Regarding the degree of precision in the publication of the award criteria and the evaluation methods to be used by the contracting authority, the GC has adopted a lenient approach that seems questionable, since it may result in leaving excessive discretion in the hands of evaluation teams. It is worth stressing that the GC in Frontex considers that:
the fact that a precise scale of the calculation of the tenders with regard to that award criterion [multiplication of efficiency by effectiveness] was not given cannot constitute a breach of the tendering specifications consisting in the introduction, by the contracting authority, of a new award criterion. The calculation used to arrive at a well defined score does not constitute an evaluation criterion of the proposed hypothetical IT solution, but rather a consequence of that evaluation (case T-476/07, at para 106, emphasis added).
This seems to me as a highly controversial finding, which may run contrary to the case law of the Court of Justice of the EU, particularly in Lianakis (C-532/06 [2008] ECR I-251), where the CJEU clearly indicated that it is settled case law that: "potential tenderers should be aware of all the elements to be taken into account by the contracting authority in identifying the economically most advantageous offer, and their relative importance, when they prepare their tenders" and that "[p]otential tenderers must be in a position to ascertain the existence and scope of those elements when preparing their tenders" (paras 36 and 37, emphasis added). Even further, the CJEU stressed that "tenderers must be placed on an equal footing throughout the procedure, which means that the criteria and conditions governing each contract must be adequately publicised by the contracting authorities" (para 40, emphasis added).
If evaluation methods do not include the scales to be used by evaluation teams when they assess the tenders submitted by bidders, it is hard to see how all transparency requirements will be made operational and how applicants can effectively tailor their offers to the actual (preferred) requirements of the contracting authority or entity. 

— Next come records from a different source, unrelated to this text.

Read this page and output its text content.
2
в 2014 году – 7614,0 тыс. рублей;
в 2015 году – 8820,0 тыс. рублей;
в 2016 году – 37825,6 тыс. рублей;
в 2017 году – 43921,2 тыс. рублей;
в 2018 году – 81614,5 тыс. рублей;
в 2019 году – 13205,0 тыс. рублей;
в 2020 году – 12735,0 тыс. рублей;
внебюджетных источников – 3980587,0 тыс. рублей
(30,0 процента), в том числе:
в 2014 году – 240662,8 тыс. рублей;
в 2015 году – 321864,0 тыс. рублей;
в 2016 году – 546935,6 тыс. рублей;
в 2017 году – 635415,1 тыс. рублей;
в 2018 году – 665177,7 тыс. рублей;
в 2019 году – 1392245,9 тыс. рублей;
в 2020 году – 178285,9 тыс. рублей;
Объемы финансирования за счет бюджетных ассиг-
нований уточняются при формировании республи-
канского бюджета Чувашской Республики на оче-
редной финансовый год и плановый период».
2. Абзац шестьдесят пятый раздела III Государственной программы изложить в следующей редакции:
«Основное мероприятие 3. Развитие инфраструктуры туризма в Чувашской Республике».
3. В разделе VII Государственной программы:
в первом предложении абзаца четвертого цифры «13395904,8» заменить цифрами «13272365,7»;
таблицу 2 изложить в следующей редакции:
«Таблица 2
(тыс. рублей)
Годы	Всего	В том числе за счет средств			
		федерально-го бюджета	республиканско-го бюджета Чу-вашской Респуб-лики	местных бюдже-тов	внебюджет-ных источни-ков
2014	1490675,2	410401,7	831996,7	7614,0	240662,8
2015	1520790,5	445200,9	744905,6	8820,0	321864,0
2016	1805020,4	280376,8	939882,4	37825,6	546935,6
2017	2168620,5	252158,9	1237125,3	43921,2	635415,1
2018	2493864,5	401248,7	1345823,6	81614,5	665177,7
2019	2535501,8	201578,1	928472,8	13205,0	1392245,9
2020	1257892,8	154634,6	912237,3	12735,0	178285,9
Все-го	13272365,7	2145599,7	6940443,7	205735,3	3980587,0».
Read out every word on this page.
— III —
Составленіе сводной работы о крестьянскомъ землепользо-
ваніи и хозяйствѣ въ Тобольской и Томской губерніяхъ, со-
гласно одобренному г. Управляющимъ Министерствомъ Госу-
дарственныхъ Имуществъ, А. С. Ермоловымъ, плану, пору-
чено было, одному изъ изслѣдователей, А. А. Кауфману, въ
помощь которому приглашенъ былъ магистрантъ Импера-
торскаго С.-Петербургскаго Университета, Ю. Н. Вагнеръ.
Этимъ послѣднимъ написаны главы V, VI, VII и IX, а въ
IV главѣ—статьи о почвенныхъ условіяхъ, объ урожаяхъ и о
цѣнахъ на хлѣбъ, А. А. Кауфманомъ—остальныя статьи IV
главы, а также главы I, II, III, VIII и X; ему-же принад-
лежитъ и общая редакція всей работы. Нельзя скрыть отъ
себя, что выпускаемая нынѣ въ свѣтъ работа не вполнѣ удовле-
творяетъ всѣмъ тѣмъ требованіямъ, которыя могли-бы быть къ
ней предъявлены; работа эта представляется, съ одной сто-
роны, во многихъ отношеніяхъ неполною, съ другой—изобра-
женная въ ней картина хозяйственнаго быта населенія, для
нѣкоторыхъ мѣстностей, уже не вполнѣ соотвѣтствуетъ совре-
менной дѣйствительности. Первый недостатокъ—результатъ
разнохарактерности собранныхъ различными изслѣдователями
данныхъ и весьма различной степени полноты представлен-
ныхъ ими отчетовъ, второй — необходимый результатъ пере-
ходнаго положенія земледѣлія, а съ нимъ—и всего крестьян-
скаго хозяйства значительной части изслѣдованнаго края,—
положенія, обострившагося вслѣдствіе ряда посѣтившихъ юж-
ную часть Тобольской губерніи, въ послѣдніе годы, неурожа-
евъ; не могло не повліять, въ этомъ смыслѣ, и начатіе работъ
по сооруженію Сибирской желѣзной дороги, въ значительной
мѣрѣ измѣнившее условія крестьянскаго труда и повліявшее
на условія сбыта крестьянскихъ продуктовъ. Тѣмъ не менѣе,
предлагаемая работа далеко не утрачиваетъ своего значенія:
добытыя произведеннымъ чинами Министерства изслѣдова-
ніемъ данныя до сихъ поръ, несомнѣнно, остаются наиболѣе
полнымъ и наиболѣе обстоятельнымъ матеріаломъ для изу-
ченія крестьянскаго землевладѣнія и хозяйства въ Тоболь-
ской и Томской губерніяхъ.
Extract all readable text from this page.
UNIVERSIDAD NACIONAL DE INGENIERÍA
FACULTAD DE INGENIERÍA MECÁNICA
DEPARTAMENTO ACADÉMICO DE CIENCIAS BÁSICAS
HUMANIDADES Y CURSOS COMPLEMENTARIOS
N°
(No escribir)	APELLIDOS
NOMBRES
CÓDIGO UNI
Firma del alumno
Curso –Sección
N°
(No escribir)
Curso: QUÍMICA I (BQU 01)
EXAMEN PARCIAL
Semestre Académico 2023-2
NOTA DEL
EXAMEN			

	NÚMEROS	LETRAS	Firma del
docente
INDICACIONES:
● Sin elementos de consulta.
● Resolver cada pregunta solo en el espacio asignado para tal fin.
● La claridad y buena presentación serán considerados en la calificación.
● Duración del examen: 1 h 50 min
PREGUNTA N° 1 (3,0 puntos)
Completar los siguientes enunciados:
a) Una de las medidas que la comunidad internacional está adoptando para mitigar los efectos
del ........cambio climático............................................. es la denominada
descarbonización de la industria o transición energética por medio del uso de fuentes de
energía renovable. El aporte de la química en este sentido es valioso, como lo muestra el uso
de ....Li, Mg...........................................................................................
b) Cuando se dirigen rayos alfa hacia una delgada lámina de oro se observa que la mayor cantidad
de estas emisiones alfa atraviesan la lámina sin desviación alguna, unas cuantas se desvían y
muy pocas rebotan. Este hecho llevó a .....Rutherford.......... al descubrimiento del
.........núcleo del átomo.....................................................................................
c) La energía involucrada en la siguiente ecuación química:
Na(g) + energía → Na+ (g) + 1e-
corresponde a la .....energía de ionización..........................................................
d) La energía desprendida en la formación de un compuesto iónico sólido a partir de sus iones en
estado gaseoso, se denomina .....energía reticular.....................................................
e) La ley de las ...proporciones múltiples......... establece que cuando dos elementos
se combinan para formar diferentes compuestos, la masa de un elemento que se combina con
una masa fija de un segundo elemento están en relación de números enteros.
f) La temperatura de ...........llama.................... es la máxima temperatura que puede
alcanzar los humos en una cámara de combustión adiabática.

Unless there is a good overriding reason to keep the evaluation methodologies and scales secret or undefined in contract notices and documents, it seems clearly desirable that evaluation methods AND scales are published and available to bidders when preparing their tenders. In the end, it is not very useful to know that your tender will be assessed under a criterion of 'efficiency' or 'effectiveness' if there is no indication whatsoever how such requirements will be operationalized by the evaluation team. 

Therefore, I think that the position of the GC in Frontex clashes with the more general case law highlighted by the CJEU in Lianakis, and that Frontex reflects a too lenient approach towards unjustified restrictions in the transparency of evaluation tools and procedures in public procurement. 

In this regard, it seems desirable that the current revision of the EU Directives further details the obligations of contracting authorities to specify evaluation methods and scales in contract notices (e.g. in article 66 of the proposal for a Directive replacing 2004/18).